È consueto, alla vista di determinate opere (ad esempio “Concetto Spaziale” di Lucio Fontana o “Fountain” Marcel Duchamp) udire qualcuno contestarne il valore in base alla percepita bassa difficoltà di realizzazione (“Questo potevo farlo anche io”).
A questo punto è fondamentale porsi delle domande sul perché questo tipo di
osservazione sia sempre più frequente e rappresenti in larga parte l’opinione del
grande pubblico, estraneo alla critica artistica.

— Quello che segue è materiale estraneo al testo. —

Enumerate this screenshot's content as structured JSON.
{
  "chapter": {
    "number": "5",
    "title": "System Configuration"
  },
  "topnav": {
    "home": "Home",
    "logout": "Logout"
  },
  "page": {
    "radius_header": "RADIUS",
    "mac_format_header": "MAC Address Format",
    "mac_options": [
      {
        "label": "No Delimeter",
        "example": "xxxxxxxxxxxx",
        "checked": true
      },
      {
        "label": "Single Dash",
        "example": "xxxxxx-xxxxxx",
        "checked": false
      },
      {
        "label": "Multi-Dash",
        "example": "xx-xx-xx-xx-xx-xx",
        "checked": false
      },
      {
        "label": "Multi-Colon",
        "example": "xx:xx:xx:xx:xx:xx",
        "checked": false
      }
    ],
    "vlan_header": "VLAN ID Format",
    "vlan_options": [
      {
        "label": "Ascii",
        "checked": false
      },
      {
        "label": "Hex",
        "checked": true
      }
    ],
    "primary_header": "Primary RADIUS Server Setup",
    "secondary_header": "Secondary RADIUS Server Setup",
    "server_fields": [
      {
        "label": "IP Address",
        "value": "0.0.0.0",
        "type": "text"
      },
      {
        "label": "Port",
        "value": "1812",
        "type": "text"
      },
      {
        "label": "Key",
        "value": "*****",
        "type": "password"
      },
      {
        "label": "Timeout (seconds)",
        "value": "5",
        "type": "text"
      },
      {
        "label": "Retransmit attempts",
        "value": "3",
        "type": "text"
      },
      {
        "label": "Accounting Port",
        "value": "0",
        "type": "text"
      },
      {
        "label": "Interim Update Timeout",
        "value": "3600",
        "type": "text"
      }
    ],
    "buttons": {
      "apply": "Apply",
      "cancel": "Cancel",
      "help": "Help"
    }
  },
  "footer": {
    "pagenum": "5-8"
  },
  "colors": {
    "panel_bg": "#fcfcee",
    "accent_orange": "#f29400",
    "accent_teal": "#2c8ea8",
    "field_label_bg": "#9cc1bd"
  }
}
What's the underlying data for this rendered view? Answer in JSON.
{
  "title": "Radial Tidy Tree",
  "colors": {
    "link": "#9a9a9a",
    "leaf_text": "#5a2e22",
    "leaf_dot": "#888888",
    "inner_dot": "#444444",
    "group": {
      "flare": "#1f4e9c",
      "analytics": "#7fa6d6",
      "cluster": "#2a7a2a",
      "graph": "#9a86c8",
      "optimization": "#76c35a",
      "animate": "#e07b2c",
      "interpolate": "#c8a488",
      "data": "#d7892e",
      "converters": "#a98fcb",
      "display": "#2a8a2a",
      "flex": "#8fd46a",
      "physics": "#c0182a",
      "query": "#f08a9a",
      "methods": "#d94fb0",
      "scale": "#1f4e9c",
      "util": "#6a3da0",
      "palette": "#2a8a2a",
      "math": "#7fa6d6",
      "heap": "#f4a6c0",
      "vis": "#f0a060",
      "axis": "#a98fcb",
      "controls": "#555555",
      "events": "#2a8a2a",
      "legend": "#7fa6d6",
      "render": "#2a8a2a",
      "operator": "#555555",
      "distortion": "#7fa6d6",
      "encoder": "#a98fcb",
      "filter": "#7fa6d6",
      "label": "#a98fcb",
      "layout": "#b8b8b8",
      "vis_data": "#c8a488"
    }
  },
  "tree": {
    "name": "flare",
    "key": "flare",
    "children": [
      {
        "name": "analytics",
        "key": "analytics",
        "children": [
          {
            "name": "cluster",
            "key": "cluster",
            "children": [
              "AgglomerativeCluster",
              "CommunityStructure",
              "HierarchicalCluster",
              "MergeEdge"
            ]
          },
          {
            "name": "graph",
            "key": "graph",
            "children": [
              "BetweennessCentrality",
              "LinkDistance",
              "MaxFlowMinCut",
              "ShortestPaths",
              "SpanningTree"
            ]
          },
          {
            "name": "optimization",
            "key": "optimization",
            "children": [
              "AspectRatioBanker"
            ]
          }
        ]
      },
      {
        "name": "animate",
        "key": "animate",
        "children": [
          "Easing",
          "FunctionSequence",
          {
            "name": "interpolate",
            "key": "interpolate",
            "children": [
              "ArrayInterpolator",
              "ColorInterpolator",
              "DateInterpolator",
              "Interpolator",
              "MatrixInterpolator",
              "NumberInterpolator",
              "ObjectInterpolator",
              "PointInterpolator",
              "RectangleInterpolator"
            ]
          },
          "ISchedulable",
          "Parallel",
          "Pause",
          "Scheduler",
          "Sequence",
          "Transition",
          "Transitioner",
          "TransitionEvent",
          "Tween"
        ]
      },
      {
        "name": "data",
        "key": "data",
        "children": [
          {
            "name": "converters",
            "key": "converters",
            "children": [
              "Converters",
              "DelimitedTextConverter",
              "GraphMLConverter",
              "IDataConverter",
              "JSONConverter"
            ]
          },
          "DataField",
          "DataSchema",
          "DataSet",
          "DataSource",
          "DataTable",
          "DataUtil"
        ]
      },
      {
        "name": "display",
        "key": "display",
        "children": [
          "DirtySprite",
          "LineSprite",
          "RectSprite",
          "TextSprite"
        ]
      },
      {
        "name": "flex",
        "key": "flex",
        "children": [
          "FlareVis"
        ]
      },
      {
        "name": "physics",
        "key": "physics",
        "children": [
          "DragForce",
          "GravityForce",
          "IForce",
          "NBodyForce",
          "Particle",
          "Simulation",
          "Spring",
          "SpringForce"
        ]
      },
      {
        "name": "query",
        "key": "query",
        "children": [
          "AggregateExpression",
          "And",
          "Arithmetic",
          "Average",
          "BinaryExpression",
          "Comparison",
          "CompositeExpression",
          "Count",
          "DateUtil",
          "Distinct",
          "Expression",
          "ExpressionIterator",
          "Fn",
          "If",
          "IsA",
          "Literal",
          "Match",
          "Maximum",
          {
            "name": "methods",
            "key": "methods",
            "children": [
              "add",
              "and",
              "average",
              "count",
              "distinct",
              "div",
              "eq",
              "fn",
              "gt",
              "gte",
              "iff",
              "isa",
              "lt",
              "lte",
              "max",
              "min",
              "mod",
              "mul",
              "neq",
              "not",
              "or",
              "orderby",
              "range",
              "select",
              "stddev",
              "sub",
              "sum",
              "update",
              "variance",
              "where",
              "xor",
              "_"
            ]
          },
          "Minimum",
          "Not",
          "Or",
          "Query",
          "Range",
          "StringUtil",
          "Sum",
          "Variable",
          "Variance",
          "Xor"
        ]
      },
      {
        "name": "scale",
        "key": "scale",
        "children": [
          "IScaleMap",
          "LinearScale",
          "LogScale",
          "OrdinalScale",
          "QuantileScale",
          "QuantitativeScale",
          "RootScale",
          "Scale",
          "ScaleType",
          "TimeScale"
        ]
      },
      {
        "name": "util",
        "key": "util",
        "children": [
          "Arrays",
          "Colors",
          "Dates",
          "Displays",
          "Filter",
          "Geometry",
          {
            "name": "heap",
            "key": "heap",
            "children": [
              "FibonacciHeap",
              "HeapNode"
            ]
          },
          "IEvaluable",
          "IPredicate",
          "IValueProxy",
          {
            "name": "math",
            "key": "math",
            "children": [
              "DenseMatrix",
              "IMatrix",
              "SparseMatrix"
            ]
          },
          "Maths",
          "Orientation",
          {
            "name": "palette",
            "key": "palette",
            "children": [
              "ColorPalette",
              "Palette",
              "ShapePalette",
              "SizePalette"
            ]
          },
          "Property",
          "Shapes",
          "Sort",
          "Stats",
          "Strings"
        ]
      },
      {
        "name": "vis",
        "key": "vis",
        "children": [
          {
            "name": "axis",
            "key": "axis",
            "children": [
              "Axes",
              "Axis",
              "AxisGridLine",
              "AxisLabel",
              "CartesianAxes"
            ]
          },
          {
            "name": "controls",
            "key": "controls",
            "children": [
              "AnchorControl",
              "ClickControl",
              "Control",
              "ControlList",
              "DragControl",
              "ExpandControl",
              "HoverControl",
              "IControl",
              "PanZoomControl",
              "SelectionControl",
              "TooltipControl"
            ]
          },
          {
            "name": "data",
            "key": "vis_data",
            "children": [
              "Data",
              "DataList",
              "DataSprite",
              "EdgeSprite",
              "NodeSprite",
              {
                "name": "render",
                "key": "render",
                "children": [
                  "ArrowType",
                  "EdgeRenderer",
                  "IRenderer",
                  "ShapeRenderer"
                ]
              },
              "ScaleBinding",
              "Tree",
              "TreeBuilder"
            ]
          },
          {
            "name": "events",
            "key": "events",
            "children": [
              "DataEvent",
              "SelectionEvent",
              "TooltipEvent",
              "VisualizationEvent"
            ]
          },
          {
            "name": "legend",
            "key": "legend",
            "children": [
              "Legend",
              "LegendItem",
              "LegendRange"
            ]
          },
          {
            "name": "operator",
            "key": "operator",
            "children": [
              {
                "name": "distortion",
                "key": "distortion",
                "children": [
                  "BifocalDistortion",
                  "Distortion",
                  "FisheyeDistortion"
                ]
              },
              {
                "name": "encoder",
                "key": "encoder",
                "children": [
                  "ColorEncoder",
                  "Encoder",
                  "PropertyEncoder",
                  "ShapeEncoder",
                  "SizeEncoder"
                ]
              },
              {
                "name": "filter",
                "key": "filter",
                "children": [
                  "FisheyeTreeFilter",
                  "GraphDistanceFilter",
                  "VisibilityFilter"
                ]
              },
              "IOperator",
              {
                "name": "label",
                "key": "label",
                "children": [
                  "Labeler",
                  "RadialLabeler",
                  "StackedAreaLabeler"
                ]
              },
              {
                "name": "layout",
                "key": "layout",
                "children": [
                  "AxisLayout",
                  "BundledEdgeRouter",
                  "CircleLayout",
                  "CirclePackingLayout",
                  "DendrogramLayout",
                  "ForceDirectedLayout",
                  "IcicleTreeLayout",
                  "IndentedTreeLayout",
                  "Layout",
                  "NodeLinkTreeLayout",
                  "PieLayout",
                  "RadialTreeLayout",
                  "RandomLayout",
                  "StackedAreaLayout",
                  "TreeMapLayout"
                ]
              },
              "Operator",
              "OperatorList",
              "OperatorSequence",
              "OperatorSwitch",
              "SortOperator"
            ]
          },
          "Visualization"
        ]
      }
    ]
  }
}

L’arte si è evoluta con particolare rapidità a partire dalle avanguardie, ribellandosi
all’accademia e ponendo sempre più attenzione verso aspetti intellettualistici,
reinterpretando, astraendo, smaterializzando e poi radicalmente rimuovendo il soggetto, ricercando la rappresentazione del concetto puro.
L’arte contemporanea rappresenta dunque un “punto morto” laddove, in senso puramente tecnico, sia l’adesione all’accademia, sia la totale sovversione alle sue regole sono state ampiamente indagate.
Con questa premessa è semplice capire come l’arte, nel corso dei secoli, è passata attraverso varie fasi in cui anche la stessa finalità della disciplina è mutata immensamente: dalla manodopera a scopo decorativo o educativo (sia in senso laico che religioso) ad una dimensione in cui l’aspetto artigianale e materiale conviveva con intenti espressivi e concettuali sempre meno velati, approdando infine alla trasformazione dell’arte in attività primariamente intellettuale, dove la materia si affianca al soggetto o lo sostituisce come mezzo di espressione, svincolando completamente l’arte dai mezzi tradizionali.